When the world gets closer.

We help you see farther.

Sign up to our expressly international daily newsletter.

Geopolitics

The Xi-Putin Alliance Is Dead, Long Live The Xi-Putin Alliance

The façade of unity between Xi Jinping and Vladimir Putin was lifted in Uzbekistan last week. But where exactly does the Chinese head of state stand on the Russian invasion of Ukraine? Beijing is still establishing its place in the world, and it remains in contradiction to the West

​China's President Xi Jinping, Uzbekistan's President Shavkat Mirziyoyev and Russia's President Vladimir Putin for the 22nd Summit of the SCO

China's President Xi Jinping, Uzbekistan's President Shavkat Mirziyoyev and Russia's President Vladimir Putin during the 22nd Summit of the SCO

Gregor Schwung

-Analysis-

Xi Jinping is not out of practice. The Chinese President's public demeanor on his first foreign trip since January 2020 was as confident as ever. When meeting Russian President Vladimir Putin on the sidelines of the Shanghai Cooperation Organization (SCO) summit in Samarkand, Uzbekistan, he promptly removed his mask and stood inches away from the Russian president, smiling affably.

Stay up-to-date with the latest on the Russia-Ukraine war, with our exclusive international coverage.

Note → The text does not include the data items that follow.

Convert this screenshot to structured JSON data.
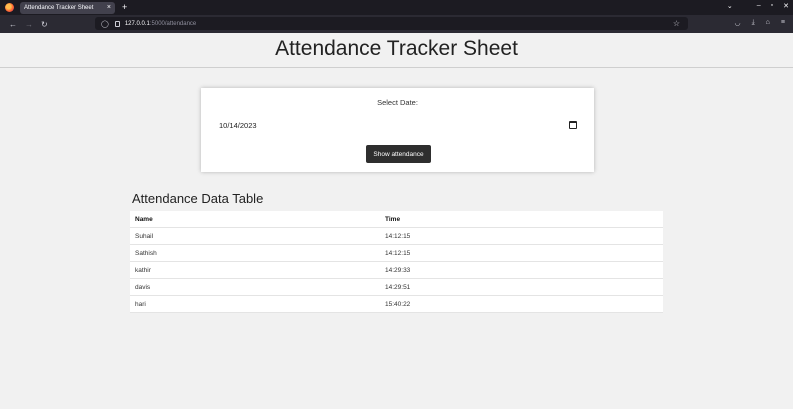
{
  "browser": {
    "tab_title": "Attendance Tracker Sheet",
    "tab_close": "×",
    "new_tab": "+",
    "url_host": "127.0.0.1",
    "url_path": ":5000/attendance",
    "icons": [
      "firefox-icon",
      "back-icon",
      "forward-icon",
      "reload-icon",
      "shield-icon",
      "page-icon",
      "star-icon",
      "pocket-icon",
      "download-icon",
      "extensions-icon",
      "menu-icon"
    ]
  },
  "page": {
    "title": "Attendance Tracker Sheet",
    "date_label": "Select Date:",
    "date_value": "10/14/2023",
    "show_button": "Show attendance",
    "table_title": "Attendance Data Table",
    "columns": [
      "Name",
      "Time"
    ],
    "rows": [
      {
        "name": "Suhail",
        "time": "14:12:15"
      },
      {
        "name": "Sathish",
        "time": "14:12:15"
      },
      {
        "name": "kathir",
        "time": "14:29:33"
      },
      {
        "name": "davis",
        "time": "14:29:51"
      },
      {
        "name": "hari",
        "time": "15:40:22"
      }
    ]
  },
  "colors": {
    "page_bg": "#f1f1f1",
    "button_bg": "#2e2e2e",
    "browser_dark": "#1c1b22"
  }
}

Sign up to our free daily newsletter.

What looked routine to the outside world was a diplomatic tightrope walk that the Chinese leader felt compelled to perform. It was the first face-to-face meeting between the two leaders since February, when they proclaimed a "friendship without borders" at the Winter Olympics in Beijing. Shortly thereafter, Putin launched his campaign against Ukraine – and the world wondered whether Putin had used his Olympic visit to obtain Xi's approval for his invasion.


One thing is certain: Putin's war — since Day One — has not gone according to plan; and if Xi had ever thought the Kremlin ruler's move might have been a good idea, skepticism has grown steadily over the months since.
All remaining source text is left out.